In their latest newsletter, the Financial Ombudsman Service (FOS) has warned banks to treat victims of financial fraud more fairly, instead of assuming the victim was grossly negligent and to blame.
FOS see thousands of complaints from customers, who have had money stolen from their accounts, and assesses cases where the bank and customer both say they are not responsible for the loss.
Often victims have had their life savings stolen in sophisticated scams and to make matters worse, the banks often refuse to reimburse their customers when this happens. As state-of-art scams become more prevalent and more convincing, the financial regulator is warning banks against assuming customers were negligent and liable for any money they lost to fraud. They want banks to consider the sophistication of scammers and the tactics they employ when investigating cases of fraud. Banks regularly claim to FOS that they are not liable for money lost, as victims acted with gross negligence. The amount of cases like these FOS are investigating and the ever changing way in which scammers operate, has prompted the watchdog to say: “There is a very high bar for being grossly negligent, and this is far more than just being careless”. If banks want to reject a fraud or scam victim’s claim, they will need to provide evidence of gross negligence, so the regulator can recreate the scene to make a fair judgement.
As the scams have become increasingly sophisticated, it is more difficult for people to spot and the Ombudsman has seen a 17% increase in complaints from last year, prompting the service to hold banks more accountable and deal with customers more fairly, so cases can be settled before reaching FOS.
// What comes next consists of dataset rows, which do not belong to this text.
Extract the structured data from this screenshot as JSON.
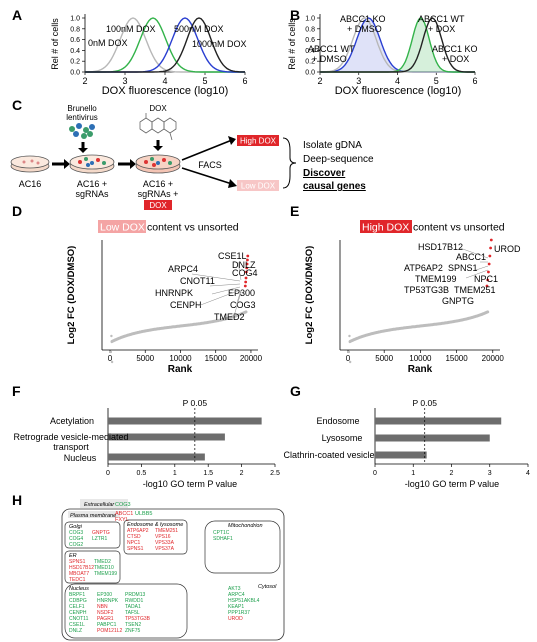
{
  "panels": {
    "A": {
      "letter": "A",
      "ylabel": "Rel # of cells",
      "xlabel": "DOX fluorescence (log10)",
      "xticks": [
        "2",
        "3",
        "4",
        "5",
        "6"
      ],
      "yticks": [
        "0.0",
        "0.2",
        "0.4",
        "0.6",
        "0.8",
        "1.0"
      ],
      "labels": [
        "0nM DOX",
        "100nM DOX",
        "500nM DOX",
        "1000nM DOX"
      ],
      "colors": [
        "#b8b8b8",
        "#33b34a",
        "#2a3fd1",
        "#222222"
      ]
    },
    "B": {
      "letter": "B",
      "ylabel": "Rel # of cells",
      "xlabel": "DOX fluorescence (log10)",
      "xticks": [
        "2",
        "3",
        "4",
        "5",
        "6"
      ],
      "yticks": [
        "0.0",
        "0.2",
        "0.4",
        "0.6",
        "0.8",
        "1.0"
      ],
      "labels": [
        [
          "ABCC1 KO",
          "+ DMSO"
        ],
        [
          "ABCC1 WT",
          "+ DMSO"
        ],
        [
          "ABCC1 WT",
          "+ DOX"
        ],
        [
          "ABCC1 KO",
          "+ DOX"
        ]
      ]
    },
    "C": {
      "letter": "C",
      "brunello": [
        "Brunello",
        "lentivirus"
      ],
      "dox": "DOX",
      "ac16": "AC16",
      "ac16_sg": [
        "AC16 +",
        "sgRNAs"
      ],
      "ac16_sg_dox": [
        "AC16 +",
        "sgRNAs +",
        "DOX"
      ],
      "facs": "FACS",
      "high": "High DOX",
      "low": "Low DOX",
      "steps": [
        "Isolate gDNA",
        "Deep-sequence",
        "Discover",
        "causal genes"
      ]
    },
    "D": {
      "letter": "D",
      "title_hl": "Low DOX",
      "title_rest": " content vs unsorted",
      "ylabel": "Log2 FC (DOX/DMSO)",
      "xlabel": "Rank",
      "xticks": [
        "0",
        "5000",
        "10000",
        "15000",
        "20000"
      ],
      "genes": [
        "CSE1L",
        "ARPC4",
        "DNLZ",
        "COG4",
        "CNOT11",
        "HNRNPK",
        "EP300",
        "CENPH",
        "COG3",
        "TMED2"
      ]
    },
    "E": {
      "letter": "E",
      "title_hl": "High DOX",
      "title_rest": " content vs unsorted",
      "ylabel": "Log2 FC (DOX/DMSO)",
      "xlabel": "Rank",
      "xticks": [
        "0",
        "5000",
        "10000",
        "15000",
        "20000"
      ],
      "genes": [
        "HSD17B12",
        "UROD",
        "ABCC1",
        "ATP6AP2",
        "SPNS1",
        "TMEM199",
        "NPC1",
        "TP53TG3B",
        "TMEM251",
        "GNPTG"
      ]
    },
    "F": {
      "letter": "F",
      "pval_label": "P 0.05",
      "xlabel": "-log10 GO term P value",
      "xticks": [
        "0",
        "0.5",
        "1",
        "1.5",
        "2",
        "2.5"
      ],
      "terms": [
        "Acetylation",
        [
          "Retrograde vesicle-mediated",
          "transport"
        ],
        "Nucleus"
      ]
    },
    "G": {
      "letter": "G",
      "pval_label": "P 0.05",
      "xlabel": "-log10 GO term P value",
      "xticks": [
        "0",
        "1",
        "2",
        "3",
        "4"
      ],
      "terms": [
        "Endosome",
        "Lysosome",
        "Clathrin-coated vesicle"
      ]
    },
    "H": {
      "letter": "H",
      "extracellular": "Extracellular",
      "extracellular_genes": [
        "COG3",
        "ABCC1",
        "ULBB5",
        "FXYL"
      ],
      "plasma": "Plasma membrane",
      "golgi": "Golgi",
      "golgi_genes": [
        [
          "COG3",
          "GNPTG"
        ],
        [
          "COG4",
          "LZTR1"
        ],
        [
          "COG2"
        ]
      ],
      "endo": "Endosome & lysosome",
      "endo_genes": [
        [
          "ATP6AP2",
          "TMEM251"
        ],
        [
          "CTSD",
          "VPS16"
        ],
        [
          "NPC1",
          "VPS33A"
        ],
        [
          "SPNS1",
          "VPS37A"
        ]
      ],
      "er": "ER",
      "er_genes": [
        [
          "SPNS1",
          "TMED2"
        ],
        [
          "HSD17B12",
          "TMED10"
        ],
        [
          "MBOAT7",
          "TMEM199"
        ],
        [
          "TEDC1"
        ]
      ],
      "mito": "Mitochondrion",
      "mito_genes": [
        "CPT1C",
        "SDHAF1"
      ],
      "nucleus": "Nucleus",
      "nucleus_genes": [
        [
          "BRPF1",
          "EP300",
          "PRDM13"
        ],
        [
          "CDBPG",
          "HNRNPK",
          "RWDD1"
        ],
        [
          "CELF1",
          "NBN",
          "TADA1"
        ],
        [
          "CENPH",
          "NSDF2",
          "TAF5L"
        ],
        [
          "CNOT11",
          "PAGR1",
          "TP53TG3B"
        ],
        [
          "CSE1L",
          "PABPC1",
          "TSEN2"
        ],
        [
          "DNLZ",
          "POM121L2",
          "ZNF75"
        ]
      ],
      "cytosol": "Cytosol",
      "cytosol_genes": [
        "AKT3",
        "ARPC4",
        "HSP51AKBL4",
        "KEAP1",
        "PPP1R37",
        "UROD"
      ]
    }
  },
  "chart_data": [
    {
      "type": "line",
      "title": "",
      "xlabel": "DOX fluorescence (log10)",
      "ylabel": "Rel # of cells",
      "xlim": [
        2,
        6
      ],
      "ylim": [
        0,
        1
      ],
      "series": [
        {
          "name": "0nM DOX",
          "peak": 3.2,
          "width": 0.32
        },
        {
          "name": "100nM DOX",
          "peak": 3.7,
          "width": 0.32
        },
        {
          "name": "500nM DOX",
          "peak": 4.5,
          "width": 0.32
        },
        {
          "name": "1000nM DOX",
          "peak": 4.85,
          "width": 0.3
        }
      ]
    },
    {
      "type": "line",
      "title": "",
      "xlabel": "DOX fluorescence (log10)",
      "ylabel": "Rel # of cells",
      "xlim": [
        2,
        6
      ],
      "ylim": [
        0,
        1
      ],
      "series": [
        {
          "name": "ABCC1 KO + DMSO",
          "peak": 3.25,
          "width": 0.3
        },
        {
          "name": "ABCC1 WT + DMSO",
          "peak": 3.15,
          "width": 0.3
        },
        {
          "name": "ABCC1 WT + DOX",
          "peak": 4.6,
          "width": 0.22
        },
        {
          "name": "ABCC1 KO + DOX",
          "peak": 4.9,
          "width": 0.24
        }
      ]
    },
    {
      "type": "scatter",
      "title": "Low DOX content vs unsorted",
      "xlabel": "Rank",
      "ylabel": "Log2 FC (DOX/DMSO)",
      "xlim": [
        0,
        21000
      ]
    },
    {
      "type": "scatter",
      "title": "High DOX content vs unsorted",
      "xlabel": "Rank",
      "ylabel": "Log2 FC (DOX/DMSO)",
      "xlim": [
        0,
        21000
      ]
    },
    {
      "type": "bar",
      "categories": [
        "Acetylation",
        "Retrograde vesicle-mediated transport",
        "Nucleus"
      ],
      "values": [
        2.3,
        1.75,
        1.45
      ],
      "xlabel": "-log10 GO term P value",
      "xlim": [
        0,
        2.5
      ],
      "threshold": 1.3
    },
    {
      "type": "bar",
      "categories": [
        "Endosome",
        "Lysosome",
        "Clathrin-coated vesicle"
      ],
      "values": [
        3.3,
        3.0,
        1.35
      ],
      "xlabel": "-log10 GO term P value",
      "xlim": [
        0,
        4
      ],
      "threshold": 1.3
    }
  ]
}
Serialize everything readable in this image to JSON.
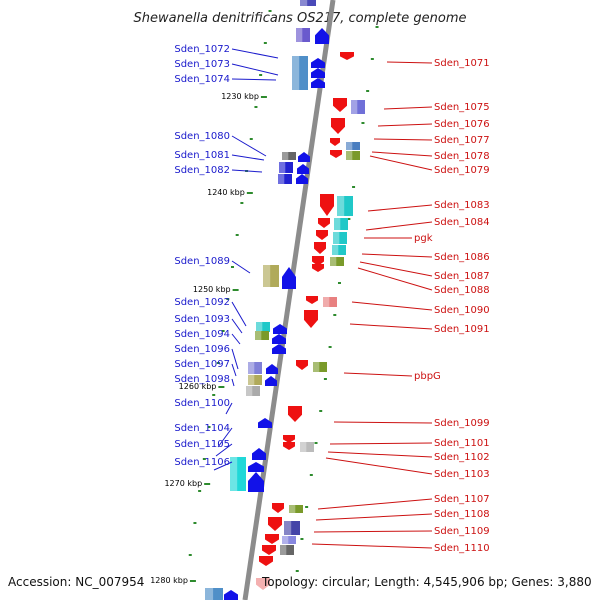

In their latest report, FOS gives the example of a scam where fraudsters were cold-calling people claiming to be from the Financial Ombudsman Service. The scammers had even hacked the phone system to show FOS’s correct number on the caller ID. FOS explained that they never cold call people and will never ask for a payment.
Caroline Wayman FOS Chief Exec said: “ Each year we see more than 8,000 cases of fraud and scams, everything from disputed cash withdrawals and identity theft, through to mobile phone SIM-swaps and fake banking websites. Where criminals are involved, both banks and their customers often tell us in strong terms that they haven’t done anything wrong”.
“It’s not fair to automatically call a customer grossly negligent simply because they’ve fallen for a scam. That’s especially true in light of the sophisticated way criminals exploit banks security systems and convince customers that their money is at risk. We often remind banks that they need to support what they’re saying with facts. And if they can’t do that, it’s likely we’ll tell them to cover the money their customer has lost”.
FOS have been accused in the past of favouring the banks over customers, so this as an unusual stance from FOS who may finally be putting the interests of victim’s first and holding the banks to account.
So what count’s as gross negligence ?
Gross negligence should only be ruled if someone makes a conscious and voluntary decision about making a payment i.e. they weren’t tricked or socially engineered by a fraudster. The other factor is whether the victim is aware of a clear risk in what they are doing. For example, they wrote their Pin number on a piece of paper, then put that in their wallet next to their bank card.
Despite FOS warning banks they can’t simply say every scam victim was grossly negligent to avoid paying out, they have also highlighted how customers can further protect themselves. Knowing what to be on the lookout for when it comes to scams is one of the best ways to protect yourself.
1. Unsolicited or unexpected contact. If you have received any kind of contact, but particularly a phone call, out of the blue, it is best to avoid it.
2. Email address. If you get an email, expand the pane at the top of the message and see exactly who it has come from. If it is a scam, the email address the messagehas come from will be filled in with random numbers, or be misspelled.
3. If it sounds too good to be true, it usually is. This is something you normally find with pension or investment scams, where the fraudster guarantees you huge returns, but tells you it is low risk.
4. Personal details, PIN codes and passwords. No legitimate company will ask you for this information.
5. Quick decisions. If you are pushed into making a decision on the spot, be suspicious. Scammers don’t want you to have time to think about it.
6. Random competitions, particularly if you don’t remember entering them, should ring alarm bells.
What to do if you think you have been a victim of a scam?
You can contact Action Fraud by phone: 0300 123 2040. If your bank is refusing to help you, you can contact the Financial Ombudsman service on 0800 023 4567.